Shrugging, the saloon keeper pulled the cork from the fresh bottle.
“I’m looking for a man named Odom,” Matt said. “Cletus Odom.”
“Mister, if you want whiskey or beer, I’m your man. If you want anything else, I can’t help you,” the bartender replied.
“How about a man named Bates? He’s a big man. He isn’t wearing a hat.”
The bartender poured the whiskey into a glass.
“Bates’ horse is tied up out front,” Matt continued.
“Is he wanted?”
“I know Odom is. Bates might be.”
“You the law?”
“No,” Matt said.
“You a bounty hunter?”
“No.”
“Then why are you lookin’ for him?”
“It’s personal,” Matt said.
“Mister, maybe you don’t know it but with the clientele I get in here, it ain’t a good idea to go around blabbing everything I know. Hell, I could wind up gettin’ myself kilt if I was to do somethin’ like that,” the bartender said.

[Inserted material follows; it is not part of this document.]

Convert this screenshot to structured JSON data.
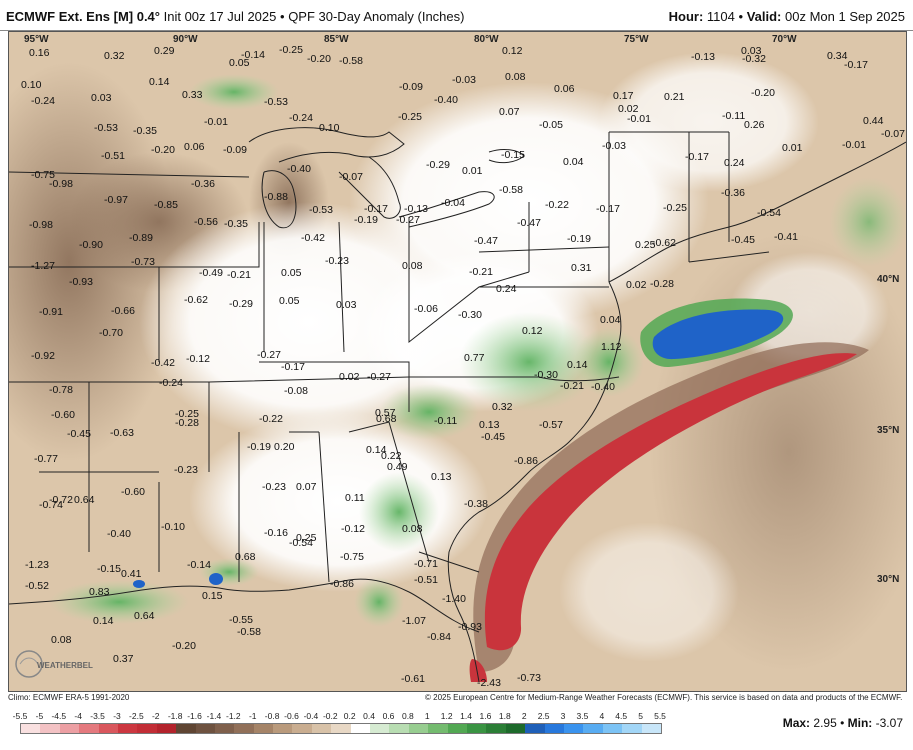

Matt took out a ten-dollar bill and, though he wasn’t obvious about it, he made certain that the bartender saw it.
“You say Bates is a big man. We have a lot of big men who come in here, so that doesn’t tell me much. What about the other one you were talking about? What does he look like?”
“He’s uglier than a toad,” Matt said. “He has a purple scar on his face and a misshapen eyelid.”
Matt did notice a slight reaction to his description.
“He is here, isn’t he?” Matt asked.
The bartender said nothing, but looking around to make certain no one saw the transaction, he took the money, raised his eyes, and looked toward the stairs at the back of the room.
“Thanks,” Matt said.
At the back of the saloon, a flight of wooden stairs led up to an enclosed loft. Matt guessed that the two doors at the head of the stairs led to the rooms used by the prostitutes who worked in the saloon. Pulling his pistol, he started up the stairs.
The few men in the saloon had been talking and laughing among themselves. When they saw Matt pull his gun, their conversation died, and they watched him walk quietly up the steps.
From the rooms above him, Matt could hear muffled sounds that left little doubt as to what was going on behind the closed doors. He tried to open the first door, but it was locked. He knocked on it.
“Go ’way,” a voice called from the other side of the door.
Matt raised his foot and kicked the door hard. It flew open with a crash and the woman inside the room screamed.
“What the hell?” the man shouted. He stood up quickly, and Matt saw that it was the big man, Bates. He heard a crash of glass from the next room and he dashed to the window and looked down. He saw a naked Odom just getting to his feet from the leap to the alley below.
“Who the hell are you?” Bates shouted from behind him in the room.
Matt smiled at him. “Where’s your hat, Bates?”
“It’s you!” Bates yelled. Bates grabbed his knife from a bedside table. “You son of a bitch, I’m going to gut you like a hog!”
Bates lunged toward Matt, making a long, stomach-opening swipe. Matt barely managed to avoid the point of the knife. One inch closer and he would have been disemboweled.
Bates swung again and Matt jumped deftly to one side, then brought the barrel of his pistol down, sharply, on Bates’s knife hand. That caused Bates to drop his knife and when it hit the floor, Matt kicked it so that it slid across the floor and under the bed.
Inexplicably, Bates smiled.
“Well, I’d rather kill you with my bare hands anyway,” he said, lunging toward Matt.
Again, Matt stepped to one side, but this time he grabbed Bates and pushed him in the same direction that Bates had lunged, thus using Bates’s own momentum against him. Bates slammed headfirst through the window, breaking the glass. With a sharp, gurgling sound, he pulled away from the window, staggered back a few paces, then fell to his knees. A large shard of glass was protruding from his neck. The glass had severed his carotid artery, causing bright red blood to spill from the wound down onto his naked chest.
“Where are the others?” Matt asked, kneeling beside the wounded man. “The others who robbed the train. Where are they?”
“You—go—to—hell,” Bates said. Blood bubbled at his lips when he spoke.